Having managed the tech concentration issue this way, the trust registered strong returns from other companies that helped tip the balance towards outperformance, such as Latin American ecommerce business MercadoLibre (US:MELI), Adidas (DE:ADS), cement producer Heidelberg Materials (DE:HEIX) and Swiss logistics group Kuehne und Nagel (CH:KNIN)

Witan Investment Trust (WTAN), another generalist that could be used by investors as a 'one-stop shop', has also done well so far this year. This is despite a significant underweight to those big US tech stocks, only four of which featured in the trust's 20 largest holdings, accounting for 5.5 per cent of its portfolio as of 31 July.

Witan also invests via multiple underlying managers. After a difficult 2022, its performance in the first half of this year was driven by global growth manager Jennison, followed by UK manager Artemis, which runs a special situations portfolio and emerging markets manager GQG, who comfortably beat their benchmarks over this period.

Gearing (debt), which was at 15 per cent as of 22 August, also helped the trust. Mick Gilligan, head of managed portfolio services at Killik & Co, says that in a difficult environment, Witan is “using the tools it has available to good effect”. He says that the gearing is a “very valuable” £155mn of long-term borrowings, locked in at a blended 3 per cent rate for an average of 25 years, alongside dividend increases, low costs and share buybacks. 

 

Unlisted exposure

After holding up comparatively well last year because it sold some US growth stocks near the top of the market in 2021, F&C Investment Trust (FCIT) is having a tougher 2023. It is underweight in the big tech stocks, while its private equity exposure, which accounted for 11.8 per cent of its portfolio as of June, was down 4.1 per cent over the first six months of this year. At the end of last year, F&C Investment Trust’s discount to NAV was 2.7 per cent against the Global sector’s 6.8 per cent weighted average, but this has since widened and is now closer to the Global sector average at 11.35 per cent, as of 17 August.

The ability to invest in unlisted assets is one feature that sets global investment trusts apart from global equity trackers, although they have had mixed results so far this year. Aside from the well-known woes experienced by Scottish Mortgage Investment Trust (SMT), Witan’s small portfolio of unquoted growth companies, which accounts for about 1.6 per cent of its assets, lost 8.8 per cent in the first half of this year. However, the trust's portfolio of alternative asset investment trusts, which includes Princess Private Equity (PEY) and BlackRock World Mining Trust (BRWM), was broadly flat. 

AVI Global Trust's (AGT) portfolio is very exposed to investment trusts with unlisted holdings. Oakley Capital Investments (OCI), Pershing Square Holdings (PSH), Princess Private Equity and Pantheon International (PIN) alone accounted for 22.2 per cent of its portfolio as of 31 July.

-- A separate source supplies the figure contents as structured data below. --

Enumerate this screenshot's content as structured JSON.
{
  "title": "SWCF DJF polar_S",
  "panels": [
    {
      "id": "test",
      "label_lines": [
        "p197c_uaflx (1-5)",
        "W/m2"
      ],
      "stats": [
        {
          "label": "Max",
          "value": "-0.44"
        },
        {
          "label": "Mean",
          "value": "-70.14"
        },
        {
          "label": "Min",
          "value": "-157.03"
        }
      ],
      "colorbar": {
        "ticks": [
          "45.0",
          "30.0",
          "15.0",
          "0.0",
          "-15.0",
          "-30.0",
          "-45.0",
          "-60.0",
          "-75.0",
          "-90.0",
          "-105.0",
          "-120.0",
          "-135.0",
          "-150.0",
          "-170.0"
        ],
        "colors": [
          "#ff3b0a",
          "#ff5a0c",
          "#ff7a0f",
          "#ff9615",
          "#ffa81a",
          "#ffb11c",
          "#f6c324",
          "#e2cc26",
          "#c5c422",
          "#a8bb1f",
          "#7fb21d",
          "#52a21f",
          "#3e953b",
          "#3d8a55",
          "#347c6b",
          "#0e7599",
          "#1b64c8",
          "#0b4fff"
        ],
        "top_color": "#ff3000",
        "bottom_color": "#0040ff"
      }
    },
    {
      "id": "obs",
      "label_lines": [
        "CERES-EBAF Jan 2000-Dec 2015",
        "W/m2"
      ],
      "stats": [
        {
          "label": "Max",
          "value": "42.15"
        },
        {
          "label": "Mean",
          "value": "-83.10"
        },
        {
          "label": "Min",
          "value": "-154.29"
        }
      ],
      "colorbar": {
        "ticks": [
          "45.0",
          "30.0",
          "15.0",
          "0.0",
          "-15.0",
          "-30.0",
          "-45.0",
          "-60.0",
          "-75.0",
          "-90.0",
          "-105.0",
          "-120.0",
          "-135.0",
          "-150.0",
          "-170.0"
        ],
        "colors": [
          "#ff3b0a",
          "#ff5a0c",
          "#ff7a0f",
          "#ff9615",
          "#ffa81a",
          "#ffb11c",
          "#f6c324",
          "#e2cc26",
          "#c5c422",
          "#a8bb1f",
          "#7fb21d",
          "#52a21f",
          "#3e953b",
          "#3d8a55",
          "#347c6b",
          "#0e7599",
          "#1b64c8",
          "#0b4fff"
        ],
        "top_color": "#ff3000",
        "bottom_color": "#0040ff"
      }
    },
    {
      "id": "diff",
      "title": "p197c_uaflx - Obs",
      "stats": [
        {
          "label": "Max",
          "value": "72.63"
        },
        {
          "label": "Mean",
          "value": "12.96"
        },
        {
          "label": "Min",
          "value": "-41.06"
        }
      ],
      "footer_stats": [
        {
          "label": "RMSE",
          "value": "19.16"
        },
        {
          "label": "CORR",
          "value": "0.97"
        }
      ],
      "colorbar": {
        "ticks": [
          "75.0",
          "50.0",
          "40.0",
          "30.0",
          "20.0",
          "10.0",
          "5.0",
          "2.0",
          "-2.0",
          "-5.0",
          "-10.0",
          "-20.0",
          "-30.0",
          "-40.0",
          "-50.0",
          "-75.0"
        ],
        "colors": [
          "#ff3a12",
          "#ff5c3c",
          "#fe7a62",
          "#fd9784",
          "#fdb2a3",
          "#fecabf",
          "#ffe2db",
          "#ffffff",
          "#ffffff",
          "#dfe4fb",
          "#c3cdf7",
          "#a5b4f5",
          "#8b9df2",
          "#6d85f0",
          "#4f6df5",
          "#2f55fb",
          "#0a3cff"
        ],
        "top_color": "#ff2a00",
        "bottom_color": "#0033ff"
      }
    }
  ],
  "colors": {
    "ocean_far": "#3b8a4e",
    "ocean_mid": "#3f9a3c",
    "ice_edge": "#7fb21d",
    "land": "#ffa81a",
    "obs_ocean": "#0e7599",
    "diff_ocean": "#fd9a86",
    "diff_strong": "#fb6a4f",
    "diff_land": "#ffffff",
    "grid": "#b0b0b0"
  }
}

The wide discounts of private equity trusts correspond with this trust’s strategy of looking for “valuation anomalies” to build a concentrated portfolio, and these holdings have done well so far this year. But AVI Global Trust is not a standard generalist global fund and has a strong emphasis on engaging with its holdings.

As the chart below shows, more mainstream global equity investment trusts tend to be underweight the US, which has caused them to underperform in the past.

 

 

While the first half of the year has been difficult for global equity trusts, the second half might give them a better chance to outperform. This will depend on factors including how the macroeconomic environment evolves, the impact of interest rates on growth stocks and how well high valuations of US tech stocks hold up. It can also make sense for UK investors to have a core global equity holding that is less skewed to the US than a standard tracker.

But in the long term, the predominance of the US stock market is unlikely to go away and, in order to compete with trackers, generalist global trusts will have to keep demonstrating that they can still add value.